Samstag, Dezember 15, 2012

Denken, bitte! Jetzt.

Albert Camus 

Der Fremde, 1940


(Schluss) Als er gegangen war, fand ich meine Ruhe wieder. Ich war erschöpft und warf mich auf meine Pritsche. Ich glaube, ich habe geschlafen, denn als ich wach wurde, schienen mir die Sterne ins Gesicht. Die Geräusche der Landschaft stiegen zu mir auf. Düfte aus Nacht, Erde und Salz kühlten meine Schläfen. Wie eine Flut drang der wunderbare Friede dieses schlafenden Sommers in mich ein.
In diesem Augenblick und an der Grenze der Nacht heulten Sirenen. Sie kündeten den Aufbruch in eine Welt an, die mir nun für immer gleichgültig war. Zum erstenmal seit langer Zeit dachte ich an Mama. Jetzt begriff ich auch, warum sie am Ende ihres Lebens einen "Bräutigam" genommen, warum sie dort wieder "Anfang" gespielt hatte.

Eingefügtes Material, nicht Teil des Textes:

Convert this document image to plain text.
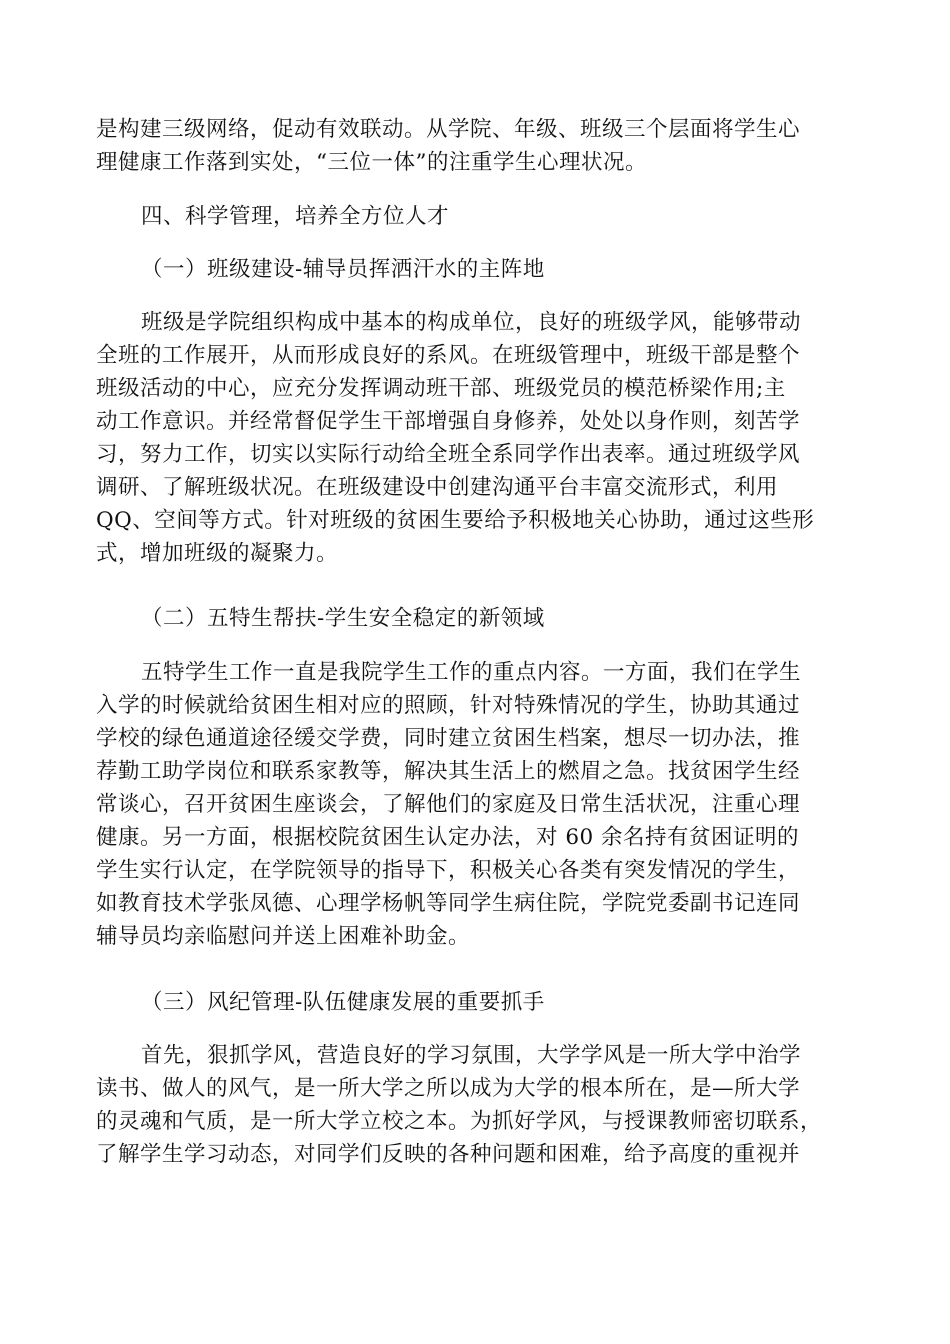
是构建三级网络，促动有效联动。从学院、年级、班级三个层面将学生心

理健康工作落到实处，“三位一体”的注重学生心理状况。

四、科学管理，培养全方位人才

（一）班级建设-辅导员挥洒汗水的主阵地

班级是学院组织构成中基本的构成单位，良好的班级学风，能够带动

全班的工作展开，从而形成良好的系风。在班级管理中，班级干部是整个

班级活动的中心，应充分发挥调动班干部、班级党员的模范桥梁作用;主

动工作意识。并经常督促学生干部增强自身修养，处处以身作则，刻苦学

习，努力工作，切实以实际行动给全班全系同学作出表率。通过班级学风

调研、了解班级状况。在班级建设中创建沟通平台丰富交流形式，利用

QQ、空间等方式。针对班级的贫困生要给予积极地关心协助，通过这些形

式，增加班级的凝聚力。

（二）五特生帮扶-学生安全稳定的新领域

五特学生工作一直是我院学生工作的重点内容。一方面，我们在学生

入学的时候就给贫困生相对应的照顾，针对特殊情况的学生，协助其通过

学校的绿色通道途径缓交学费，同时建立贫困生档案，想尽一切办法，推

荐勤工助学岗位和联系家教等，解决其生活上的燃眉之急。找贫困学生经

常谈心，召开贫困生座谈会，了解他们的家庭及日常生活状况，注重心理

健康。另一方面，根据校院贫困生认定办法，对 60 余名持有贫困证明的

学生实行认定，在学院领导的指导下，积极关心各类有突发情况的学生，

如教育技术学张凤德、心理学杨帆等同学生病住院，学院党委副书记连同

辅导员均亲临慰问并送上困难补助金。

（三）风纪管理-队伍健康发展的重要抓手

首先，狠抓学风，营造良好的学习氛围，大学学风是一所大学中治学

读书、做人的风气，是一所大学之所以成为大学的根本所在，是—所大学

的灵魂和气质，是一所大学立校之本。为抓好学风，与授课教师密切联系，

了解学生学习动态，对同学们反映的各种问题和困难，给予高度的重视并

Auch dort drüben, dort im Altersheim, in dem die Leben erloschen, war der Abend wie ein melancholischer Waffenstillstand. Dem Tod so nahe, hatte Mama sich gewiss wie befreit gefühlt und bereit, alles noch einmal zu erleben. Niemand, niemand hatte das Recht, sie zu beweinen. Und auch ich fühlte mich bereit, alles noch einmal zu erleben. Als hätte dieser große Zorn mich von allem Übel gereinigt und mir alle Hoffnung genommen, wurde ich angesichts dieser Nacht voller Zeichen und Sterne zum erstenmal empfänglich für die zärtliche Gleichgültigkeit der Welt. Als ich empfand, wie ähnlich sie mir war, wie brüderlich, da fühlte ich, dass ich glücklich gewesen war und immer noch glücklich bin. Damit sich alles erfüllt, damit ich mich weniger allein fühle, brauche ich nur noch eines zu wünschen: am Tag meiner Hinrichtung viele Zuschauer, die mich mit Schreien des Hasses empfangen.